Gumla began as a hamlet. A week-long “Cow Fair” (Gau-Mela) took place every year, where items in daily use (utensils, ornaments, grain and sometimes cattle) were sold or bartered. Since these items were only available at the fair, people would keep lists during the year of what they needed. The hamlet’s population grew, and it became a village named “Gumla” (a derivative of Gau–Mela).
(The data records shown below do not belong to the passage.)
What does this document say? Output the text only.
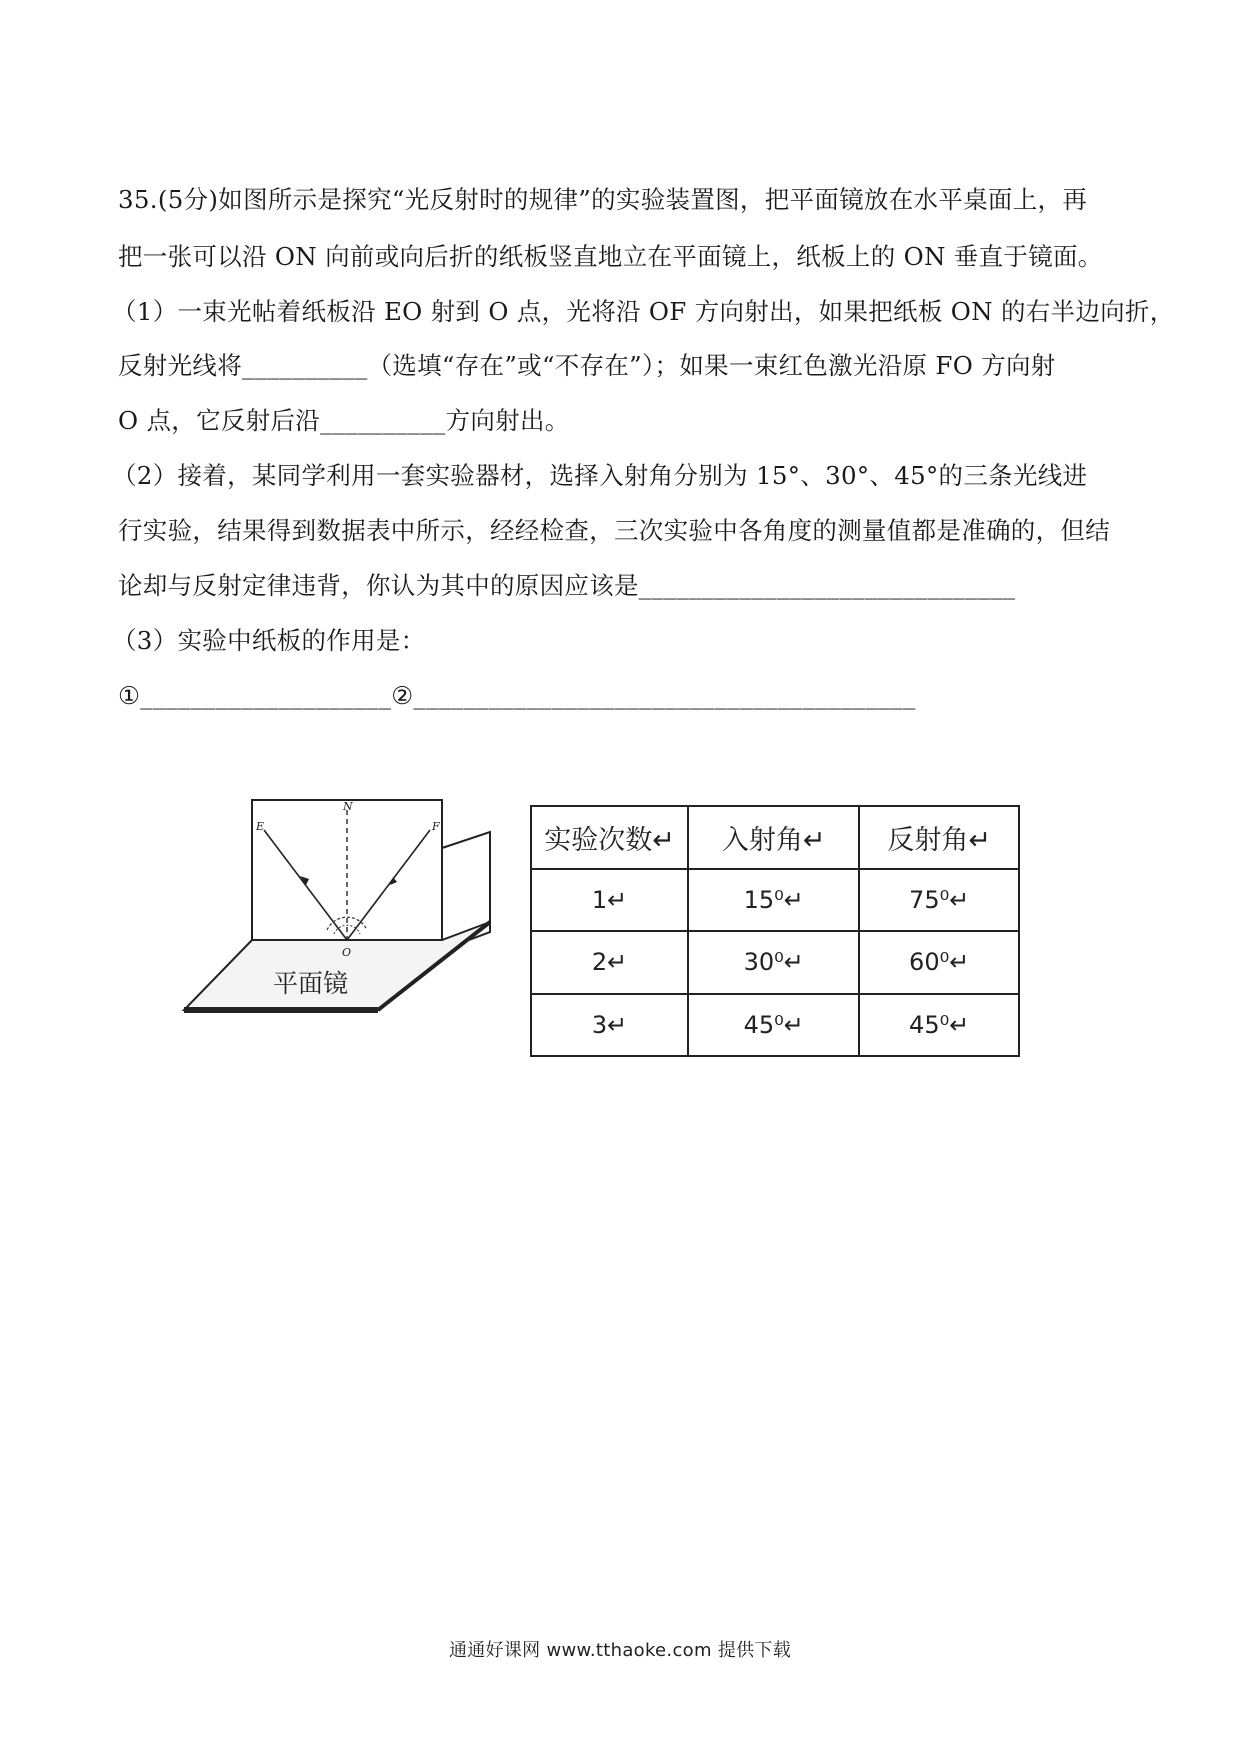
35.(5分)如图所示是探究“光反射时的规律”的实验装置图，把平面镜放在水平桌面上，再
把一张可以沿 ON 向前或向后折的纸板竖直地立在平面镜上，纸板上的 ON 垂直于镜面。
（1）一束光帖着纸板沿 EO 射到 O 点，光将沿 OF 方向射出，如果把纸板 ON 的右半边向折，
反射光线将__________（选填“存在”或“不存在”）；如果一束红色激光沿原 FO 方向射
O 点，它反射后沿__________方向射出。
（2）接着，某同学利用一套实验器材，选择入射角分别为 15°、30°、45°的三条光线进
行实验，结果得到数据表中所示，经经检查，三次实验中各角度的测量值都是准确的，但结
论却与反射定律违背，你认为其中的原因应该是______________________________
（3）实验中纸板的作用是：
①____________________②________________________________________
N
E	F
O
平面镜
实验次数↵	入射角↵	反射角↵
1↵	15⁰↵	75⁰↵
2↵	30⁰↵	60⁰↵
3↵	45⁰↵	45⁰↵
通通好课网 www.tthaoke.com 提供下载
During British rule in India Gumla was in Lohardaga district, and in 1800 there was a revolt against the Raj. In 1807 the Oraons of Barway (west of Gumla) murdered their landlord from Srinagar, and the uprising spread throughout Gumla. In 1843, Gumla became part of Bishunpur province. The province, which was abolished in 1899, was later named Ranchi; in 1902, Gumla became a subdivision of Ranchi district.
During the medieval era, the Chhotanagpur region was ruled by the kings of the Naga dynasty and Baraik Devenandan Singh ruled the Gumla region. During the Kolh Reble in 1931–32, Vaktar Say reportedly played a prominent role. Ganga Maharaj, who built the Kali Temple at Sri Ramnagar, was active in the Quit India Movement in 1942; for his contribution to Indian independence, he received a pension from the government.
On May 18, 1984, Gumla District was established by Bihar Chief Minister Jagannath Mishra. Dwarika Nath Sinha was appointed the first deputy commissioner of the new district.
Gumla is in the southern part of the Chota Nagpur Plateau, which forms the eastern edge of the Deccan Plateau. Three rivers flow through the area: the South Koyel, the North Koyel and the Shankh.